Liberals showed the same support for same-sex marriage regardless of which message they encountered. But conservatives supported same-sex marriage significantly more if they read the patriotism message rather than the fairness one.

Then the group presented liberals and conservatives with different versions of messages supporting increased military spending. One message argued that we should “take pride in our military,” which “unifies us both at home and abroad.”

The other argued that military spending is necessary because, through the military, the poor and disadvantaged “can achieve equal standing,” by ensuring they have “a reliable salary and a viable future path above the challenges of poverty and inequality.”

For conservatives, it didn’t matter which message they read; their support for military spending was the same. However, liberals expressed significantly greater support for increasing military spending if they read the fairness message instead of the patriotism one.

If you’re thinking that these reframed arguments don’t sound like ones that conservatives and liberals would naturally be inclined to make, you’re right. In an additional study, they asked liberals to write a persuasive argument in favor of same-sex marriage aimed at convincing conservatives — and even offered a cash prize for one writing the most persuasive message.

Despite the financial incentive, just 9 percent of liberals made arguments that appealed to more conservative notions of morality, while 69 percent made arguments based on more liberal values.

Conservatives weren’t much better. When asked to write an argument in favor of making English the official language of the United States that would be persuasive to liberals (same cash incentive), just 8 percent of conservatives appealed to liberal values, while 59 percent drew upon conservative values.

So why is moral reframing so hard? There are a number of reasons. You might find it unsettling to endorse any values that you don’t hold yourself. You might not see any link at all between your political positions and those of the “opposition.” And you might not even realize that those ‘on the other side’ have different values from your own, and a completely different view of life.
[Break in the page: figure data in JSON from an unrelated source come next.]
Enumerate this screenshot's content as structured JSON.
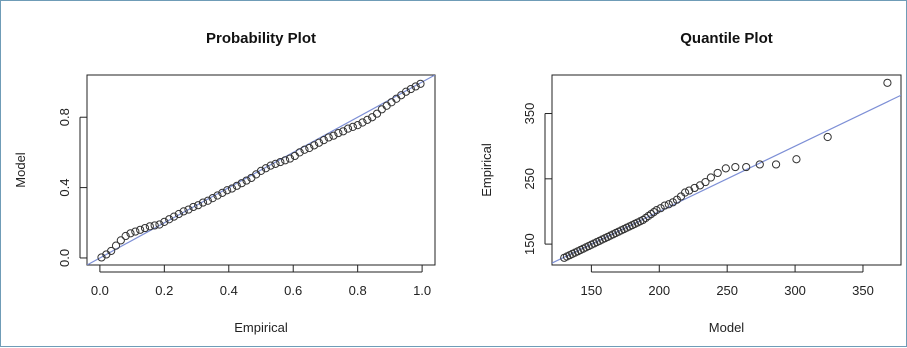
{
  "chart_data": [
    {
      "type": "scatter",
      "title": "Probability Plot",
      "xlabel": "Empirical",
      "ylabel": "Model",
      "xlim": [
        -0.04,
        1.04
      ],
      "ylim": [
        -0.04,
        1.04
      ],
      "xticks": [
        "0.0",
        "0.2",
        "0.4",
        "0.6",
        "0.8",
        "1.0"
      ],
      "yticks": [
        "0.0",
        "0.4",
        "0.8"
      ],
      "reference_line": {
        "from": [
          -0.04,
          -0.04
        ],
        "to": [
          1.04,
          1.04
        ],
        "color": "#7d8fd6"
      },
      "marker_color": "#333333",
      "x": [
        0.005,
        0.02,
        0.035,
        0.05,
        0.065,
        0.08,
        0.095,
        0.11,
        0.125,
        0.14,
        0.155,
        0.17,
        0.185,
        0.2,
        0.215,
        0.23,
        0.245,
        0.26,
        0.275,
        0.29,
        0.305,
        0.32,
        0.335,
        0.35,
        0.365,
        0.38,
        0.395,
        0.41,
        0.425,
        0.44,
        0.455,
        0.47,
        0.485,
        0.5,
        0.515,
        0.53,
        0.545,
        0.56,
        0.575,
        0.59,
        0.605,
        0.62,
        0.635,
        0.65,
        0.665,
        0.68,
        0.695,
        0.71,
        0.725,
        0.74,
        0.755,
        0.77,
        0.785,
        0.8,
        0.815,
        0.83,
        0.845,
        0.86,
        0.875,
        0.89,
        0.905,
        0.92,
        0.935,
        0.95,
        0.965,
        0.98,
        0.995
      ],
      "y": [
        0.003,
        0.02,
        0.04,
        0.07,
        0.1,
        0.125,
        0.14,
        0.15,
        0.16,
        0.17,
        0.18,
        0.185,
        0.19,
        0.205,
        0.22,
        0.235,
        0.25,
        0.265,
        0.275,
        0.29,
        0.3,
        0.315,
        0.325,
        0.34,
        0.355,
        0.37,
        0.385,
        0.395,
        0.41,
        0.425,
        0.44,
        0.455,
        0.475,
        0.495,
        0.51,
        0.525,
        0.535,
        0.545,
        0.555,
        0.565,
        0.58,
        0.6,
        0.615,
        0.625,
        0.64,
        0.655,
        0.67,
        0.685,
        0.695,
        0.71,
        0.72,
        0.735,
        0.745,
        0.755,
        0.77,
        0.785,
        0.8,
        0.82,
        0.845,
        0.865,
        0.885,
        0.905,
        0.925,
        0.945,
        0.96,
        0.975,
        0.99
      ]
    },
    {
      "type": "scatter",
      "title": "Quantile Plot",
      "xlabel": "Model",
      "ylabel": "Empirical",
      "xlim": [
        121,
        378
      ],
      "ylim": [
        118,
        409
      ],
      "xticks": [
        "150",
        "200",
        "250",
        "300",
        "350"
      ],
      "yticks": [
        "150",
        "250",
        "350"
      ],
      "reference_line": {
        "from": [
          121,
          121
        ],
        "to": [
          378,
          378
        ],
        "color": "#7d8fd6"
      },
      "marker_color": "#333333",
      "x": [
        130,
        132,
        134,
        136,
        138,
        140,
        142,
        144,
        146,
        148,
        150,
        152,
        154,
        156,
        158,
        160,
        162,
        164,
        166,
        168,
        170,
        172,
        174,
        176,
        178,
        180,
        182,
        184,
        186,
        188,
        190,
        192,
        194,
        196,
        198,
        201,
        204,
        207,
        210,
        213,
        216,
        219,
        222,
        226,
        230,
        234,
        238,
        243,
        249,
        256,
        264,
        274,
        286,
        301,
        324,
        368
      ],
      "y": [
        129,
        131,
        133,
        135,
        137,
        139,
        141,
        143,
        145,
        147,
        149,
        151,
        153,
        155,
        157,
        159,
        161,
        163,
        165,
        167,
        169,
        171,
        173,
        175,
        177,
        179,
        181,
        183,
        185,
        187,
        190,
        193,
        196,
        199,
        202,
        205,
        209,
        211,
        214,
        218,
        223,
        229,
        232,
        236,
        240,
        245,
        252,
        259,
        266,
        268,
        268,
        272,
        272,
        280,
        314,
        397
      ]
    }
  ]
}
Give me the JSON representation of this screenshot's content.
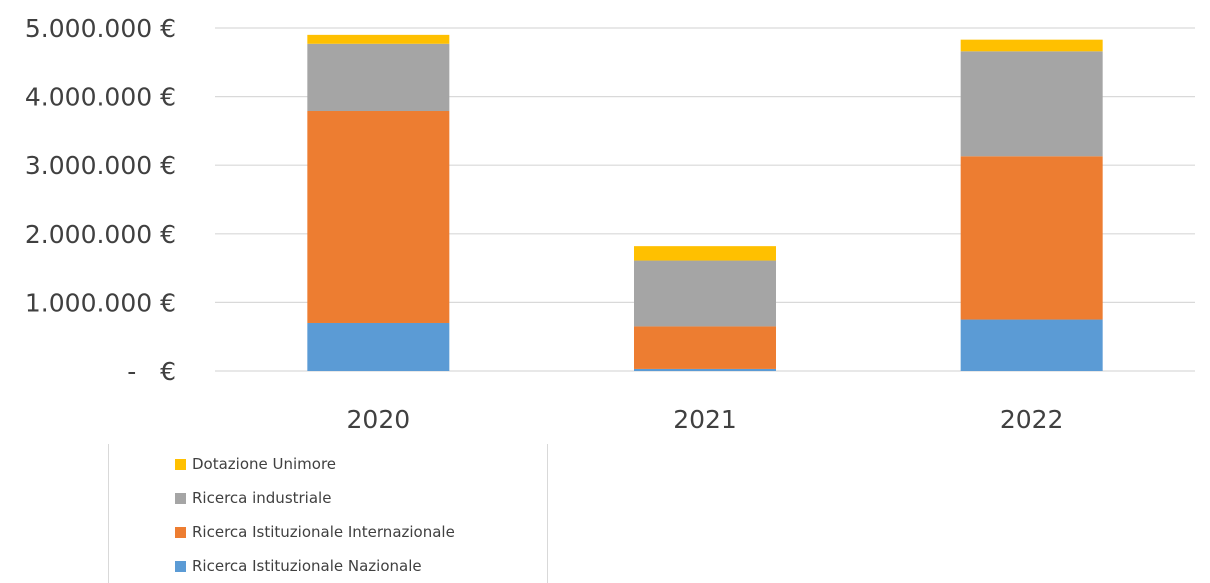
{
  "chart_data": {
    "type": "bar",
    "stacked": true,
    "categories": [
      "2020",
      "2021",
      "2022"
    ],
    "series": [
      {
        "name": "Ricerca Istituzionale Nazionale",
        "color": "#5B9BD5",
        "values": [
          700000,
          30000,
          750000
        ]
      },
      {
        "name": "Ricerca Istituzionale Internazionale",
        "color": "#ED7D31",
        "values": [
          3090000,
          620000,
          2380000
        ]
      },
      {
        "name": "Ricerca industriale",
        "color": "#A5A5A5",
        "values": [
          980000,
          960000,
          1530000
        ]
      },
      {
        "name": "Dotazione Unimore",
        "color": "#FFC000",
        "values": [
          130000,
          210000,
          170000
        ]
      }
    ],
    "y_ticks": [
      "-   €",
      "1.000.000 €",
      "2.000.000 €",
      "3.000.000 €",
      "4.000.000 €",
      "5.000.000 €"
    ],
    "ylim": [
      0,
      5000000
    ],
    "grid": true,
    "legend_position": "bottom-left",
    "legend_order": [
      "Dotazione Unimore",
      "Ricerca industriale",
      "Ricerca Istituzionale Internazionale",
      "Ricerca Istituzionale Nazionale"
    ]
  }
}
But whatever the source of the chasm, it seems it can be at least somewhat bridged with effort, consideration, and a speck of couth.

Maybe reframing political arguments in terms of the morality of “the other side” should be viewed less as an exercise in strategic persuasion and more as an exercise in real, substantive perspective taking. To do it you have to be brave enough to acknowledge that neither side owns that monopoly on right and wrong. Then, you make an effort get into the heads and hearts of the people you’re speaking with, think about what they care about, and make arguments that in some way reflect their principles.

If we can do just that, it will show that we view those each other not as enemies, but as people worthy of consideration, along with their view of life and living it.

I don’t expect us to hold hands and sing “Kumbaya.” We need to disagree, but do so respectfully, and with a heart that leads us to seek enlightened discussion and debate. Maybe a little empathy can help us all get to a place where such is not just possible, but probable.

With that empathy, even if the arguments that you wind up making aren’t those that you find most appealing, you have at least dignified the consideration of your political rivals with your attention and decency.

Which, if you think about it, is the very least that we should offer each other.